I'm moving tens of millions of rows of text data from mysql to a search engine and can't successfully handle a Unicode error in one of the retrieved strings. I've tried to explicitly encode and decode the retrieved strings to cause Python to throw Unicode exceptions and learn where the problem lies.
This exception is thrown after running through tens of millions of rows on my laptop (sigh...), but I'm unable to catch it, skip that row and move on which is what I want.

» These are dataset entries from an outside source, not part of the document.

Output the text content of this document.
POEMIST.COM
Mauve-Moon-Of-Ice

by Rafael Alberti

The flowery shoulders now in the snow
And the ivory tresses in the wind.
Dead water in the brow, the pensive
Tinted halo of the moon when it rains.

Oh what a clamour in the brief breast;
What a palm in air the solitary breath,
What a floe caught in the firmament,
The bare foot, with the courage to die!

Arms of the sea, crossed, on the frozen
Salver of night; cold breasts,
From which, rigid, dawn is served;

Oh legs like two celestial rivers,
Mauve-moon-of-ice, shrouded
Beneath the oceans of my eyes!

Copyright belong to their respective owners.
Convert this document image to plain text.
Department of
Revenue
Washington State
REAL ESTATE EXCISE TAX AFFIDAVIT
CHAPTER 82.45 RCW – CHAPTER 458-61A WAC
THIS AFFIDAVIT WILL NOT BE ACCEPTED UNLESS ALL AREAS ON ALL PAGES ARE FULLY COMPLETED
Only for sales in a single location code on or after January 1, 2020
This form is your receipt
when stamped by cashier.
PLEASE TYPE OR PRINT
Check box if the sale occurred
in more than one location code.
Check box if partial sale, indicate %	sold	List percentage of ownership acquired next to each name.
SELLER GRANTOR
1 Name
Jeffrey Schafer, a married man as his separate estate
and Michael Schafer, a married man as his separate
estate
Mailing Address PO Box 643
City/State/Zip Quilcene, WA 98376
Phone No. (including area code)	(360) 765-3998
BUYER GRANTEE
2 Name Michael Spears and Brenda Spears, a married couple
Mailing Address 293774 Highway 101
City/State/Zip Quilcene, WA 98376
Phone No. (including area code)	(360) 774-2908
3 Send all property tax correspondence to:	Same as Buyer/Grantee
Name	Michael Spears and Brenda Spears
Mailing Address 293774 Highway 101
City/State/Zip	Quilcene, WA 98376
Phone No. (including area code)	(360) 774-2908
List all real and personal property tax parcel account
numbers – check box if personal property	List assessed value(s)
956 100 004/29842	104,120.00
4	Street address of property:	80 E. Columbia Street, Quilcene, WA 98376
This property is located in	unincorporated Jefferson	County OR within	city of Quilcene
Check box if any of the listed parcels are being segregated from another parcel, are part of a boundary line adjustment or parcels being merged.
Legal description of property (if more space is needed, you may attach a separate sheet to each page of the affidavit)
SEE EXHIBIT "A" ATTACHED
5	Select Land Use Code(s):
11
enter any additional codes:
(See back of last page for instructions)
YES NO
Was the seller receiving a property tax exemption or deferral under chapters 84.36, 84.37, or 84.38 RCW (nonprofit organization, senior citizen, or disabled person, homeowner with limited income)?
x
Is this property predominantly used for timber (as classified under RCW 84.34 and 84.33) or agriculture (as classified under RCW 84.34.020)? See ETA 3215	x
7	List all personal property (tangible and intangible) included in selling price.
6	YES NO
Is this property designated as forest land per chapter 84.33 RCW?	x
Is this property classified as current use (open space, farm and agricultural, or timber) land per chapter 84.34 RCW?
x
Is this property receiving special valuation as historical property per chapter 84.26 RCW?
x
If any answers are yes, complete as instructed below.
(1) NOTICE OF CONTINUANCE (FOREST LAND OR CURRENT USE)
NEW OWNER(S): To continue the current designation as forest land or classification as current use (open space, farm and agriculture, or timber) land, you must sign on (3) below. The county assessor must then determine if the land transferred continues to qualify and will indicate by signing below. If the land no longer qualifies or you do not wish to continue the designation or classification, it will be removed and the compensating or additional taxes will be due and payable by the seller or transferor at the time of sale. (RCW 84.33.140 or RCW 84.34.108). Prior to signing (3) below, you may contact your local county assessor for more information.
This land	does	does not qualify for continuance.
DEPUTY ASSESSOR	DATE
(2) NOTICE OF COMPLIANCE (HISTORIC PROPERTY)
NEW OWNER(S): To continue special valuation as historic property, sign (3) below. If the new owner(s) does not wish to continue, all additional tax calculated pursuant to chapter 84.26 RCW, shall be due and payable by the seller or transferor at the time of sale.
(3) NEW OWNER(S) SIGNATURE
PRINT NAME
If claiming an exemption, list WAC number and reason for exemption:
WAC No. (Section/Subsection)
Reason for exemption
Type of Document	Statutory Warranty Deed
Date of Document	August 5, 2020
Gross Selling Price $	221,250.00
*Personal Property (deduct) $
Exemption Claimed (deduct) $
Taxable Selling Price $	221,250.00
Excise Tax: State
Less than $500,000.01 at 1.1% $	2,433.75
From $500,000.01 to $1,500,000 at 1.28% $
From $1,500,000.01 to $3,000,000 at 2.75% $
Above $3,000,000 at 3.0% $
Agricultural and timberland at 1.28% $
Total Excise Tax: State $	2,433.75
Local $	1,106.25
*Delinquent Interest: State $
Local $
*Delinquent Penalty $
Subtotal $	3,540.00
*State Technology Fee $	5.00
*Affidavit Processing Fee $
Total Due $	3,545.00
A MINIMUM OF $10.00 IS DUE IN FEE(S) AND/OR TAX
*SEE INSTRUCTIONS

All text in the mysql database is supposed to be utf-8.
UnicodeDecodeError: 'utf-8' codec can't decode byte 0xed in position 143: invalid continuation byte
Here's the connection I establish using Mysql Connector/Python
cnx = mysql.connector.connect(user='root', password='<redacted>',
host='127.0.0.1',
database='bloggz',
charset='utf-8')
Heres the database character settings:
mysql> SHOW VARIABLES WHERE Variable_name LIKE 'character\_set\_%' OR
Variable_name LIKE 'collation%';
+--------------------------+-----------------+
| Variable_name | Value |
+--------------------------+-----------------+
| character_set_client | utf8 |
| character_set_connection | utf8 |
| character_set_database | utf8 |
| character_set_filesystem | binary |
| character_set_results | utf8 |
| character_set_server | utf8 |
| character_set_system | utf8 |
| collation_connection | utf8_general_ci |
| collation_database | utf8_general_ci |
| collation_server | utf8_general_ci |
+--------------------------+-----------------+
What's wrong with my exception handling below? Note that the variable "last_feeds_id" is not printed out either, but that's probably just a proof that the except clause doesn't work.
last_feeds_id = 0
for feedsid, ts, url, bid, title, html in cursor:
try:
# to catch UnicodeErrors and see where the prolem lies
# from: https://mail.python.org/pipermail/python-list/2012-July/627441.html
# also see https://stackoverflow.com/questions/28583565/str-object-has-no-attribute-decode-python-3-error
# feeds.URL is varchar(255) in mysql
enc_url = url.encode(encoding = 'UTF-8',errors = 'strict')
dec_url = enc_url.decode(encoding = 'UTF-8',errors = 'strict')
# texts.title is varchar(600) in mysql
enc_title = title.encode(encoding = 'UTF-8',errors = 'strict')
dec_title = enc_title.decode(encoding = 'UTF-8',errors = 'strict')
# texts.html is text in mysql
enc_html = html.encode(encoding = 'UTF-8',errors = 'strict')
dec_html = enc_html.decode(encoding = 'UTF-8',errors = 'strict')
data = {"timestamp":ts,
"url":dec_url,
"bid":bid,
"title":dec_title,
"html":dec_html}
es.index(index="blogposts",
doc_type="blogpost",
body=data)
except UnicodeDecodeError as e:
print("Last feeds id: {}".format(last_feeds_id))
print(e)
except UnicodeEncodeError as e:
print("Last feeds id: {}".format(last_feeds_id))
print(e)
except UnicodeError as e:
print("Last feeds id: {}".format(last_feeds_id))
print(e)